Monday 29 June 2009

The confirmation of faith


Here's the photo I didn't manage to take after last week's Confirmation. The Vicar of St. Cuthbert's, Benfieldside with Frank Barnes and Dorothy Dover, both newly-confirmed by the Rt. Revd. Tom Wright, Bishop of Durham.

In the Rite of Confirmation, the individual Christian affirms his or her faith, and the Bishop confirms it in prayer with Christ's people. So the individual and the corporate come together. I believe, but as part of a greater whole.

Sunday's Gospel reading took us to the example of faith we find in the woman who pressed through the crowd to touch the hem of Jesus' cloak and to find healing - and the challenge to faith we find in the death of Jairus's daughter. I preached on them, and you can find the homily here. I found it worth quoting from the challenge to faith which the late Cardinal Basil Hume found in his enounter with starvation in Ethiopia - and with one individual in particular. They're his words, reproduced in the week's issue of "The Tablet:"


“This small boy came up to me and gripped my hand. With his other hand he pointed to his mouth. That was his way of telling me he was very hungry. I said to the interpreter: ‘Tell the little boy that I’ve come here to go home and make certain that food is sent to him.’ He went on doing this, but he also got hold of my hand and rubbed it against his cheek. I couldn’t understand that, but for the whole hour I was in that camp that little boy wouldn’t let go of my hand, and from time to time rubbed it on his cheek. He was very, very hungry … I remember speaking with that boy and asking him through the interpreter: ‘Why are you looking so sad?’ and he answered very simply in his own language: ‘I am hungry.’ I could see in that face the suffering Christ, and I realised just what a terrible scourge physical hunger is. But also there was an echo from the Cross which Our Lord spoke when he said: ‘I thirst’, and how he thirsts for us and wants us… Then, when the visit was ended and I had to go elsewhere, the little boy stood – I can see him now – feet astride, his hands on his waist, and looked at me almost with reproach. I could see in his face, ‘Why are you leaving me behind?’ I felt awful because there was no way I could take that little boy and bring him back to England.

“I realised that when you’re lost and are very hungry, and you are abandoned, you have a craving for two things: for food and for drink and for love … It was the next day when I was celebrating Mass that I understood as I’ve never understood before, the secret of Holy Communion. Our Lord, realising how much we need love, how much we need to be fed by him, had this marvellous way of doing it: by giving himself to us.
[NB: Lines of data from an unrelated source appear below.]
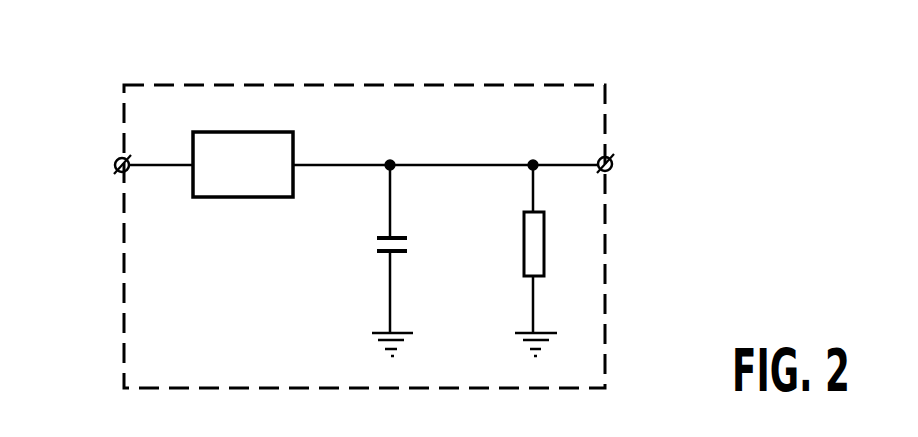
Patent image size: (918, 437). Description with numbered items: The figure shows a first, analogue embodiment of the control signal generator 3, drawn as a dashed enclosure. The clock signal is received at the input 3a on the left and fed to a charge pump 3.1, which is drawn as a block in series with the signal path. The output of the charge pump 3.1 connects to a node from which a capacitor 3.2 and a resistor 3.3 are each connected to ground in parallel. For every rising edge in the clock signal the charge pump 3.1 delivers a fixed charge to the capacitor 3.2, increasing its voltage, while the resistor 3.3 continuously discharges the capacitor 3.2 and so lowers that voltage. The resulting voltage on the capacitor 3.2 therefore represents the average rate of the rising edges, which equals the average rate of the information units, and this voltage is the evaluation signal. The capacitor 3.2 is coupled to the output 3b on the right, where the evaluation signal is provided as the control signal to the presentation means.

The control signal generator 3 is at (363, 84).
The input 3a is at (113, 164).
The output 3b is at (613, 163).
The charge pump 3.1 is at (235, 198).
The capacitor 3.2 is at (377, 242).
The resistor 3.3 is at (524, 240).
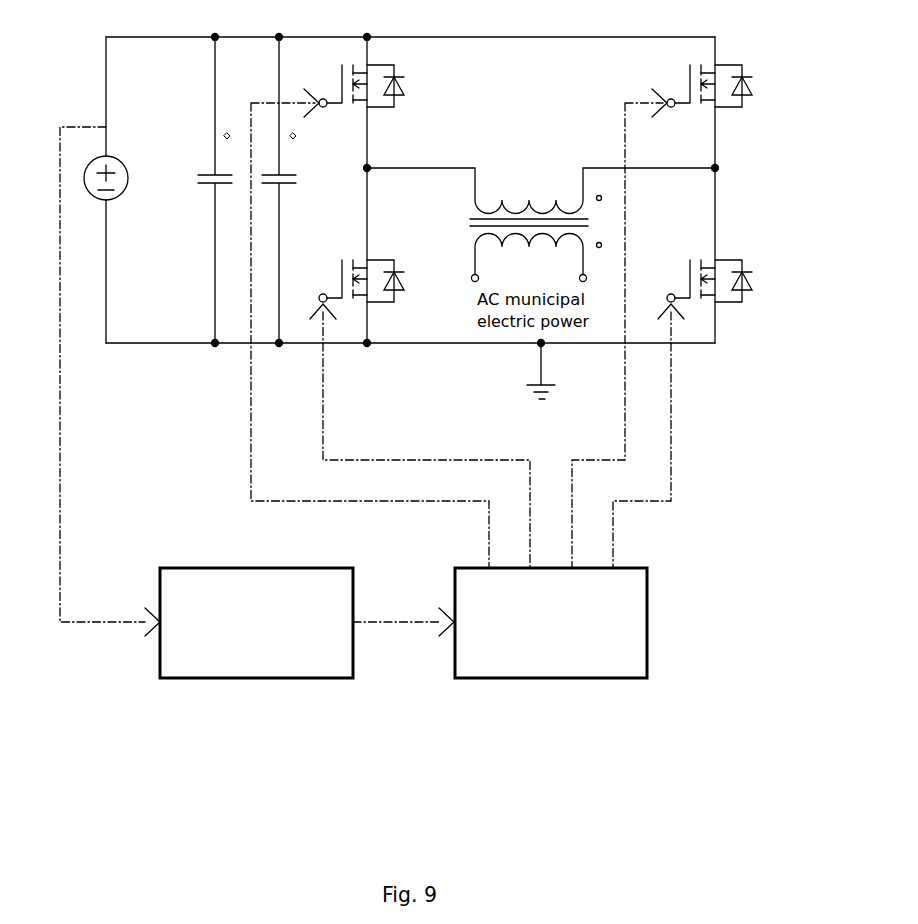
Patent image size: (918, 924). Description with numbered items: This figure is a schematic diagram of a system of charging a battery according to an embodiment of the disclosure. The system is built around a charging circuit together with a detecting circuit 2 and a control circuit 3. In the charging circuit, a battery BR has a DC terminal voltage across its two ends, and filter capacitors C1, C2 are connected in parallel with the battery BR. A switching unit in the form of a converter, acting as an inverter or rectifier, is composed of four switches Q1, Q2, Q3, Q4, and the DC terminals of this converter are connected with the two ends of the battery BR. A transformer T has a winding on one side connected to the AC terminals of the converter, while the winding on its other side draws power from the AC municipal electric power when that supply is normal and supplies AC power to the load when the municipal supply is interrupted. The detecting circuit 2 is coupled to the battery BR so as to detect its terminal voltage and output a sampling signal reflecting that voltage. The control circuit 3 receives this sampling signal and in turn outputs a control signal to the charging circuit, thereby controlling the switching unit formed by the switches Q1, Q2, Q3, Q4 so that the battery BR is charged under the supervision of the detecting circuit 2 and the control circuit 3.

The detecting circuit 2 is at (249, 623).
The control circuit 3 is at (543, 623).
The switch Q1 is at (377, 101).
The switch Q2 is at (724, 102).
The switch Q3 is at (380, 256).
The switch Q4 is at (728, 254).
The filter capacitor C1 is at (193, 190).
The filter capacitor C2 is at (299, 190).
The transformer T is at (541, 215).
The battery BR is at (75, 190).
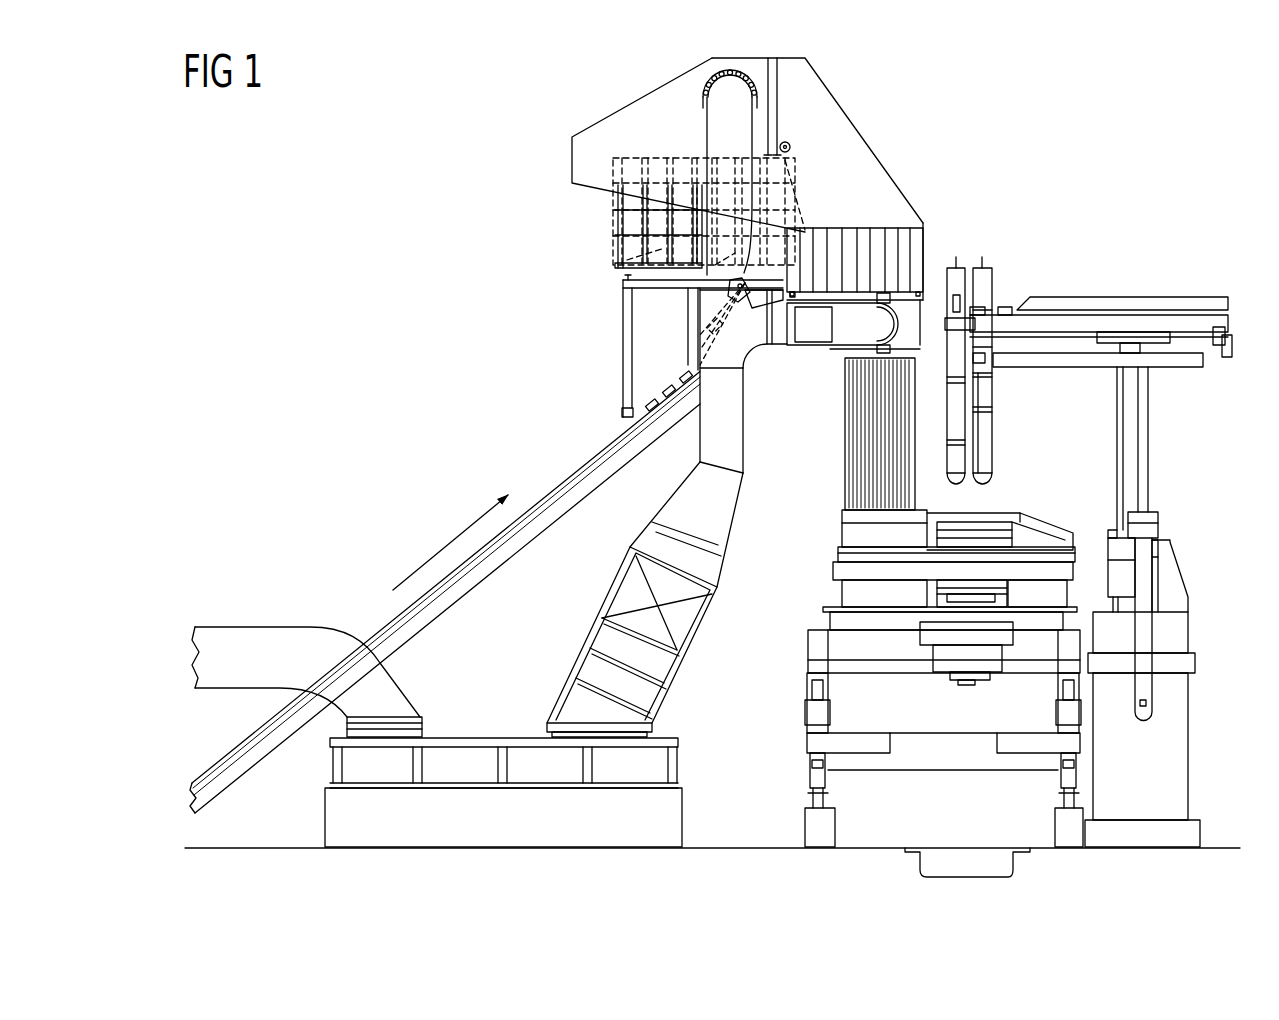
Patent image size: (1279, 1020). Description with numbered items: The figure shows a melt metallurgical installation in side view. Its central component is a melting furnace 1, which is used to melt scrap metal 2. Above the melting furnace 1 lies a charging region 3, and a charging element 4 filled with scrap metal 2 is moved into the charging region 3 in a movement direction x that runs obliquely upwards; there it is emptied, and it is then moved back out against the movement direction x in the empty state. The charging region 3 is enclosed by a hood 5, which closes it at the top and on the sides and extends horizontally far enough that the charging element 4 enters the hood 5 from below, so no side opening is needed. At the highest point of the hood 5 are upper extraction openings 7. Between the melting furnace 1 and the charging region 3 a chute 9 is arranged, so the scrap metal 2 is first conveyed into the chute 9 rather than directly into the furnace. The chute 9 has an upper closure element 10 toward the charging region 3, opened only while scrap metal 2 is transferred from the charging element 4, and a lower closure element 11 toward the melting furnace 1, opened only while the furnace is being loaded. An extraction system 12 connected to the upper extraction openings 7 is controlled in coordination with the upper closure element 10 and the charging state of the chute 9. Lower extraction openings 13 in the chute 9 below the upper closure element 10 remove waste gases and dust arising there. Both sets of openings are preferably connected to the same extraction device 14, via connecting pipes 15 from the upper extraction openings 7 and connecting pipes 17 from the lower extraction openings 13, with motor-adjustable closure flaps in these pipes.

When I visited Ethiopia … I saw clearly how when people are abandoned and dying of hunger they crave for love and for life … I have never forgotten that incident and to this day wonder whether that child is still alive. I remember when I boarded the helicopter he stood and looked reproachfully. An abandoned, starving 10-year-old child … A little boy who taught me in a wonderful way something very important about going to Holy Communion. I have often wondered since what happened to him.”